First of all you need to choose the surface for the string worldsheet on which you want to perform the calculation. Surface with high genus number correspond to high order in perturbative $g_s$ expansion, where $g_s$ is the string coupling constant (actually is a field, the dilaton). In the formula, $\chi=2-2g-b-c$ is the Euler Number, with $g$ the genus of the surface, $b$ the boundaries, $c$ the crosscaps. Veneziano amplitude is the analog of a tree level amplitude in field theory (no loops), so you have to take the surface with lowest genus and with 1 boundary (open strings lives on the boundary of the worldsheet, while closed strings are inserted inside the worldsheet), so we need the disk ($g=0, b=1, c=0)$. For the closed strings, tree level calculations are instead on the sphere. Notice that the disk is conformally equivalent to the upper half of the complex plane. $n_c$ and $n_o$ are the number of closed and open strings, so in this case $n_c=0$, $n_o=4$.
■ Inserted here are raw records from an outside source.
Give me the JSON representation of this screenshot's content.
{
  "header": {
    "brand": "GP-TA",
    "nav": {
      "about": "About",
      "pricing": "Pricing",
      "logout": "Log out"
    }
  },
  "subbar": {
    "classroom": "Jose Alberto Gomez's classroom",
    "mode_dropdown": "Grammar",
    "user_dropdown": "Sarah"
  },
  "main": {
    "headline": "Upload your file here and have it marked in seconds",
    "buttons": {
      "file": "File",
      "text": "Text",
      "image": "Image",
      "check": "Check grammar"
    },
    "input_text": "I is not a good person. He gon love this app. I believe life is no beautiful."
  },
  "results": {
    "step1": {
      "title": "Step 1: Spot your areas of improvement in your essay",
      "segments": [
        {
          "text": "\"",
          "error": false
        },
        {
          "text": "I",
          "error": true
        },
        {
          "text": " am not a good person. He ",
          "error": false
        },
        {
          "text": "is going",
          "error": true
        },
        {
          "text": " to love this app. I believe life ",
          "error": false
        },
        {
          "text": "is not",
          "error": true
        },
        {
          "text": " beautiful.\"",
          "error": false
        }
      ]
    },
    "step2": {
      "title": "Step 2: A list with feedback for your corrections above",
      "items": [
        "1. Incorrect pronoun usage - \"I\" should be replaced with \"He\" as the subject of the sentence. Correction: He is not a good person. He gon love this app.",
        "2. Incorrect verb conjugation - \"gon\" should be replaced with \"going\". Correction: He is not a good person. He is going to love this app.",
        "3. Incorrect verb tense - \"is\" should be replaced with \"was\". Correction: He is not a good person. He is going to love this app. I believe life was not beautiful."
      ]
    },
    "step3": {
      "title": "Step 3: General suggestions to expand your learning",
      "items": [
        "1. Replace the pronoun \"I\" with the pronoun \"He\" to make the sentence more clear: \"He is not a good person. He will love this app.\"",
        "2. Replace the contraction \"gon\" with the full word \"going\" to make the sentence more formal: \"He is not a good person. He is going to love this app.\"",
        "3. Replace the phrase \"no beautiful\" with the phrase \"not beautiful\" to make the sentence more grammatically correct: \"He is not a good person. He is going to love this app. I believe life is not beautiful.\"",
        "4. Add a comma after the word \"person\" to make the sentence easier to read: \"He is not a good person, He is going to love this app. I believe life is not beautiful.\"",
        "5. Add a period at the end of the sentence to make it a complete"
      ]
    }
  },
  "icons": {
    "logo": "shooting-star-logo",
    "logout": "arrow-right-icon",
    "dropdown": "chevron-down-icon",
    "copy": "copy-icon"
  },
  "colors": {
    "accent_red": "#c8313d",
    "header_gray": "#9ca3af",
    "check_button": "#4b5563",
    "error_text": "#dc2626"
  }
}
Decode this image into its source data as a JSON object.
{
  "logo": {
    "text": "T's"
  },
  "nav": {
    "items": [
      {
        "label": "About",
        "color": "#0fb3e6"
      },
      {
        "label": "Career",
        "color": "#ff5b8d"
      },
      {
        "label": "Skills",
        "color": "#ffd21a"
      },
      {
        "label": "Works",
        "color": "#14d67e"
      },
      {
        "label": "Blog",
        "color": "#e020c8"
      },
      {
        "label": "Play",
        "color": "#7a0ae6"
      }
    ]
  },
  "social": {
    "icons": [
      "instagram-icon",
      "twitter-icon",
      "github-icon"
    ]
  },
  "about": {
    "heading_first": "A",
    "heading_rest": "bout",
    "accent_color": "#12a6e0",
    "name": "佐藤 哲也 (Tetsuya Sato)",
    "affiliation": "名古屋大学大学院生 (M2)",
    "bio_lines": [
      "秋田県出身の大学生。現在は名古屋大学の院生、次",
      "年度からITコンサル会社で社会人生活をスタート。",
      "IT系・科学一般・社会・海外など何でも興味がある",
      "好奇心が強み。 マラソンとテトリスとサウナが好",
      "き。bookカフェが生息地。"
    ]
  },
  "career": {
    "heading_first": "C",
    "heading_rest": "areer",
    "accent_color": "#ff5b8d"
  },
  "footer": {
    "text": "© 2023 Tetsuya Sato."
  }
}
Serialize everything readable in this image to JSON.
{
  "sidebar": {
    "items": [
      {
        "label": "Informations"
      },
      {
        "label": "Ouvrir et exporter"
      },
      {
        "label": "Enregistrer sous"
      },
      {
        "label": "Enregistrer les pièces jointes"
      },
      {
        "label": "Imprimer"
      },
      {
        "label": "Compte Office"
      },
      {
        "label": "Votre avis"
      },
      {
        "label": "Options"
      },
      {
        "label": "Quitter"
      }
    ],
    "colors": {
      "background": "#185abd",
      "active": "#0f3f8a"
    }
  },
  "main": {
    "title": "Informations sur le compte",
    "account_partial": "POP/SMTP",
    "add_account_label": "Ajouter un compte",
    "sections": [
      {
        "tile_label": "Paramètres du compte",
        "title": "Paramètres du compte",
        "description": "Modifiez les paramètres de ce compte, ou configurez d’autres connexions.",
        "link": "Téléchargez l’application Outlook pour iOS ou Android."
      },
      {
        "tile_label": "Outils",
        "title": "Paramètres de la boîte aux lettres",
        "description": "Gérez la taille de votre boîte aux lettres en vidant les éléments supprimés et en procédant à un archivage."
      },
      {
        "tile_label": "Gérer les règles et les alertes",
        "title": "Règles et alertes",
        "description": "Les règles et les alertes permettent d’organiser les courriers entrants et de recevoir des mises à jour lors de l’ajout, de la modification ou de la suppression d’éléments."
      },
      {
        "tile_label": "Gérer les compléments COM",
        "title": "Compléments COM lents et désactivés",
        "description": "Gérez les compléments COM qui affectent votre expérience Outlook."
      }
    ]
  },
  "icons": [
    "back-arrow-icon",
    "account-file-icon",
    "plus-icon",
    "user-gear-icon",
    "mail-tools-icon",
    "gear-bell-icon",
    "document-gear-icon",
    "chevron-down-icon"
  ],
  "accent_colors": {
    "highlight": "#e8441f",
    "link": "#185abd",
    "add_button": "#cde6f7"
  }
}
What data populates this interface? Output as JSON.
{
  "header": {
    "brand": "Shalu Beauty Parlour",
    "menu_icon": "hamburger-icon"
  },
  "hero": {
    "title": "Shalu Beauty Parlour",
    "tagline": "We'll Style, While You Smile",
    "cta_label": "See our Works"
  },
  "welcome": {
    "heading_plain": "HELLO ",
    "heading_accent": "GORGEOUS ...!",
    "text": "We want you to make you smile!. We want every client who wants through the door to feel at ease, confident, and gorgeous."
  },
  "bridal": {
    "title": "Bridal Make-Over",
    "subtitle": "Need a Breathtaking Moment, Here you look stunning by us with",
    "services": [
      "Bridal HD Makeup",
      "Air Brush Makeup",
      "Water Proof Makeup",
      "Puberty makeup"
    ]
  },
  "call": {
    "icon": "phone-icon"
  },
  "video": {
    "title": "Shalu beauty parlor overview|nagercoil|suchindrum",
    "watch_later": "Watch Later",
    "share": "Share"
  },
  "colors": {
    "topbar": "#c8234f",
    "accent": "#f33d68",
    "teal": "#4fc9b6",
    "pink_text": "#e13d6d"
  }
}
Then you insert a vertex operator $V_{\phi}$ for every particle. The vertex operator of tachyons, is very simple, it doesn't involve polarizations or other stuff:

$$$V_{\phi}(z_1)= e^{ik_1X}$$$

where $k_1$ is the tachyon momentum and $X$ the string coordinates. The open vertex depends on a real variable $z_1$. The amplitude is the integral over all the possible position of the vertex operators on the worldsheet, so $\mathrm d^4z=\mathrm dz_1 \mathrm dz_2 \mathrm dz_3 \mathrm dz_4\;.$ For open strings the order in which they are putted on the boundary of the worldsheet is relevant, so the final answer is the sum of all the possible inequivalent permutations of the positions.

The subtle part is the $V_{CKV}$, that is the conformal killing volume. To make it simple, you have a $SL(2,R)$ freedom to place your vertex on the disk. Basically you can fix 3 vertex positions, in an arbitrary way (for instance $z_1=-2$, $z_2=0$, $z_3=4$). Doing this, there is only one integration left. The integral left can be recast in terms of Beta functions or Euler functions and gives you the well known formula of the Veneziano Amplitude. Usually one use Mandelstam variables $s,t,u$ to express the string momenta, so you will find something like:

$$\mathcal{A}_{\phi^4 } \propto \frac{\Gamma(-1-\alpha' s)\Gamma(-1-\alpha' t)}{\Gamma(-2-\alpha' (s+t))} + (t,u)+(u,s)$$

Magically, due to the property of Euler function that has infinite poles on negative integers, the poles of this amplitudes are exactly a tower of infinite massive particles. The interpretation is the that massive excitations are exchanged during the scattering process, in the same way as virtual particles are exchanged in QFT scattering.

The same amplitude in closed string theory is, modulo some subtlety, very similar. In some sense it's the same calculation repeated twice (left and right modes of the string).